Speaking at the opening of the NFU Conference in Birmingham today (25 February), Batters called for the setting up of a trade and standards commission to “oversee trade regulations regarding agriculture and food”.
It comes 48 hours after new Defra secretary George Eustice failed to rule out importing chlorinated chicken in a future UK-US trade deal.
After criticising the farming systems of countries the government is said to be pursuing trade deals with – such as the US and Japan – Batters said: “To sign up to a trade deal which results in opening our ports, shelves and fridges to food which would be illegal to produce here would not only be morally bankrupt, it would be the work of the insane.”

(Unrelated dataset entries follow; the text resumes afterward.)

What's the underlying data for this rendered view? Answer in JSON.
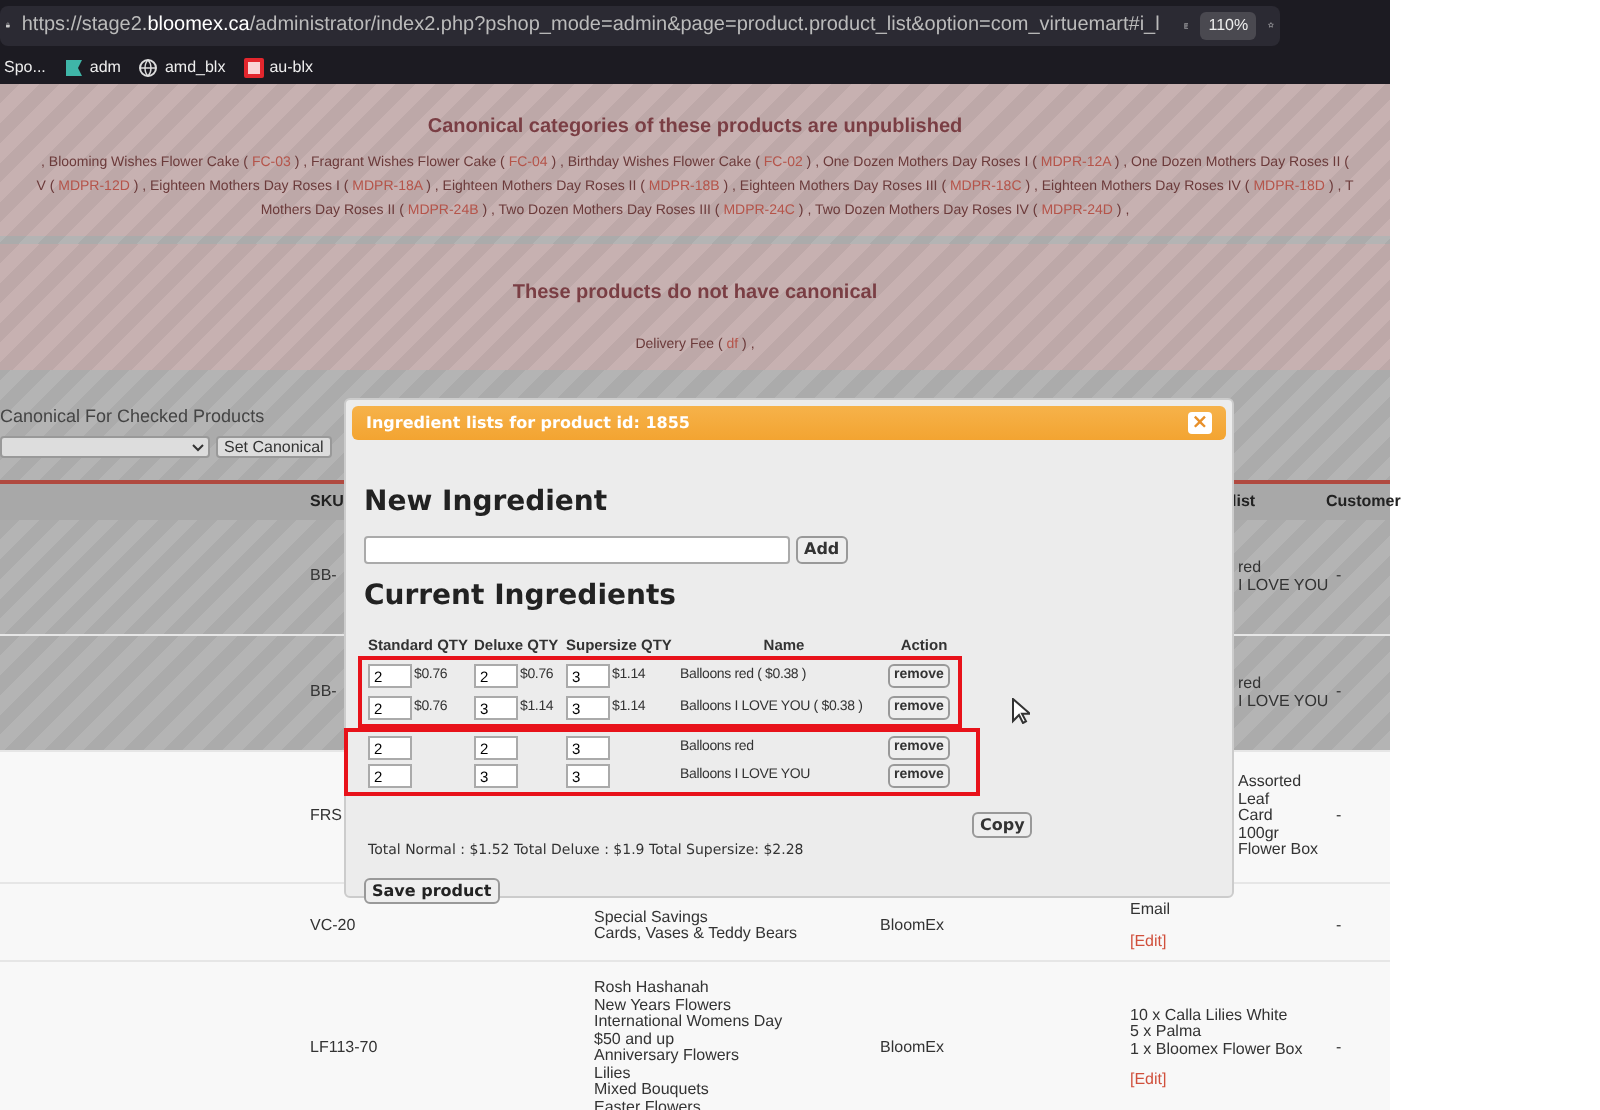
{
  "browser": {
    "url_prefix": "https://stage2.",
    "url_domain": "bloomex.ca",
    "url_path": "/administrator/index2.php?pshop_mode=admin&page=product.product_list&option=com_virtuemart#i_l",
    "zoom": "110%",
    "bookmarks": [
      {
        "label": "Spo..."
      },
      {
        "label": "adm"
      },
      {
        "label": "amd_blx"
      },
      {
        "label": "au-blx"
      }
    ]
  },
  "unpublished_banner": {
    "title": "Canonical categories of these products are unpublished",
    "lines": [
      [
        {
          "kind": "text",
          "text": ", Blooming Wishes Flower Cake ( "
        },
        {
          "kind": "link",
          "text": "FC-03"
        },
        {
          "kind": "text",
          "text": " ) , Fragrant Wishes Flower Cake ( "
        },
        {
          "kind": "link",
          "text": "FC-04"
        },
        {
          "kind": "text",
          "text": " ) , Birthday Wishes Flower Cake ( "
        },
        {
          "kind": "link",
          "text": "FC-02"
        },
        {
          "kind": "text",
          "text": " ) , One Dozen Mothers Day Roses I ( "
        },
        {
          "kind": "link",
          "text": "MDPR-12A"
        },
        {
          "kind": "text",
          "text": " ) , One Dozen Mothers Day Roses II ("
        }
      ],
      [
        {
          "kind": "text",
          "text": "V ( "
        },
        {
          "kind": "link",
          "text": "MDPR-12D"
        },
        {
          "kind": "text",
          "text": " ) , Eighteen Mothers Day Roses I ( "
        },
        {
          "kind": "link",
          "text": "MDPR-18A"
        },
        {
          "kind": "text",
          "text": " ) , Eighteen Mothers Day Roses II ( "
        },
        {
          "kind": "link",
          "text": "MDPR-18B"
        },
        {
          "kind": "text",
          "text": " ) , Eighteen Mothers Day Roses III ( "
        },
        {
          "kind": "link",
          "text": "MDPR-18C"
        },
        {
          "kind": "text",
          "text": " ) , Eighteen Mothers Day Roses IV ( "
        },
        {
          "kind": "link",
          "text": "MDPR-18D"
        },
        {
          "kind": "text",
          "text": " ) , T"
        }
      ],
      [
        {
          "kind": "text",
          "text": "Mothers Day Roses II ( "
        },
        {
          "kind": "link",
          "text": "MDPR-24B"
        },
        {
          "kind": "text",
          "text": " ) , Two Dozen Mothers Day Roses III ( "
        },
        {
          "kind": "link",
          "text": "MDPR-24C"
        },
        {
          "kind": "text",
          "text": " ) , Two Dozen Mothers Day Roses IV ( "
        },
        {
          "kind": "link",
          "text": "MDPR-24D"
        },
        {
          "kind": "text",
          "text": " ) ,"
        }
      ]
    ]
  },
  "no_canonical_banner": {
    "title": "These products do not have canonical",
    "lines": [
      [
        {
          "kind": "text",
          "text": "Delivery Fee ( "
        },
        {
          "kind": "link",
          "text": "df"
        },
        {
          "kind": "text",
          "text": " ) ,"
        }
      ]
    ]
  },
  "canonical_controls": {
    "label": "Canonical For Checked Products",
    "button": "Set Canonical"
  },
  "table": {
    "columns": [
      "SKU",
      "list",
      "Customer"
    ],
    "rows": [
      {
        "kind": "partial",
        "sku": "BB-",
        "ingredients": [
          "red",
          "I LOVE YOU"
        ],
        "customer": "-"
      },
      {
        "kind": "partial",
        "sku": "BB-",
        "ingredients": [
          "red",
          "I LOVE YOU"
        ],
        "customer": "-"
      },
      {
        "kind": "partial",
        "sku": "FRS",
        "ingredients": [
          "Assorted",
          "Leaf",
          "Card",
          "100gr",
          "Flower Box"
        ],
        "customer": "-"
      },
      {
        "kind": "full",
        "sku": "VC-20",
        "categories": [
          "Special Savings",
          "Cards, Vases & Teddy Bears"
        ],
        "manufacturer": "BloomEx",
        "ingredients": [
          "Email"
        ],
        "edit": "[Edit]",
        "customer": "-"
      },
      {
        "kind": "full",
        "sku": "LF113-70",
        "categories": [
          "Rosh Hashanah",
          "New Years Flowers",
          "International Womens Day",
          "$50 and up",
          "Anniversary Flowers",
          "Lilies",
          "Mixed Bouquets",
          "Easter Flowers"
        ],
        "manufacturer": "BloomEx",
        "ingredients": [
          "10 x Calla Lilies White",
          "5 x Palma",
          "1 x Bloomex Flower Box"
        ],
        "edit": "[Edit]",
        "customer": "-"
      }
    ]
  },
  "dialog": {
    "title": "Ingredient lists for product id: 1855",
    "close": "×",
    "new_heading": "New Ingredient",
    "add_button": "Add",
    "current_heading": "Current Ingredients",
    "columns": [
      "Standard QTY",
      "Deluxe QTY",
      "Supersize QTY",
      "Name",
      "Action"
    ],
    "groups": [
      {
        "highlighted": true,
        "rows": [
          {
            "standard": "2",
            "standard_price": "$0.76",
            "deluxe": "2",
            "deluxe_price": "$0.76",
            "supersize": "3",
            "supersize_price": "$1.14",
            "name": "Balloons red ( $0.38 )",
            "action": "remove"
          },
          {
            "standard": "2",
            "standard_price": "$0.76",
            "deluxe": "3",
            "deluxe_price": "$1.14",
            "supersize": "3",
            "supersize_price": "$1.14",
            "name": "Balloons I LOVE YOU ( $0.38 )",
            "action": "remove"
          }
        ]
      },
      {
        "highlighted": true,
        "rows": [
          {
            "standard": "2",
            "deluxe": "2",
            "supersize": "3",
            "name": "Balloons red",
            "action": "remove"
          },
          {
            "standard": "2",
            "deluxe": "3",
            "supersize": "3",
            "name": "Balloons I LOVE YOU",
            "action": "remove"
          }
        ]
      }
    ],
    "copy_button": "Copy",
    "totals": "Total Normal : $1.52 Total Deluxe : $1.9 Total Supersize: $2.28",
    "save_button": "Save product"
  }
}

She instead called on the government to demonstrate “global leadership” and make UK farming standards the global “benchmark for climate-friendly farming” after Brexit.
Her comments come on the same day a report in in The Guardian warned the government faced friction in its talks with the EU, which is set to insist it does not import chlorinated chicken if it wants a trade deal.
Chlorinated chicken explained: why do the Americans treat their poultry with chlorine?
Describing 2020 as the most significant year for British farming in living memory, Minette Batters also called on the government to scale up the Seasonal Agricultural Workers Scheme pilot.
“We need 70,000 seasonal workers in our horticultural sector,” she said. “A commitment to have a seasonal scheme for just 10,000 simply isn’t enough. We urge the government to increase it for 2021.”
Responding to repeated government calls for sectors to invest further in mechanising processes to alleviate the requirement for labour, she added: “Millions of pounds is being invested in automation and mechanisation, but there is no scaled-up automation around this year – or next – that can replace the workers we need.”
The NFU president also touched on the recent flooding in key agricultural areas of the UK, urging Defra to do more to prevent a repeat of the “devastation” seen in recent months.
Batters’ speech comes ahead of tomorrow’s speech at the conference by Eustice, in which he will describe farmers as being at the forefront of reversing environmental decline and tackling climate change.
“Now more than ever, efforts for the environment are absolutely critical, and no group has more power to reverse environmental decline than our farmers,” Eustice is expected to say.
“We can all agree that we want British farming to be sustainable in the truest sense of the word: an industry which is profitable, competitive and productive while feeding the nation and taking care of our landscapes too.”
Eustice will also outline the government’s post-Brexit farm payments scheme, which will see farmers paid for work that “enhances the environment”.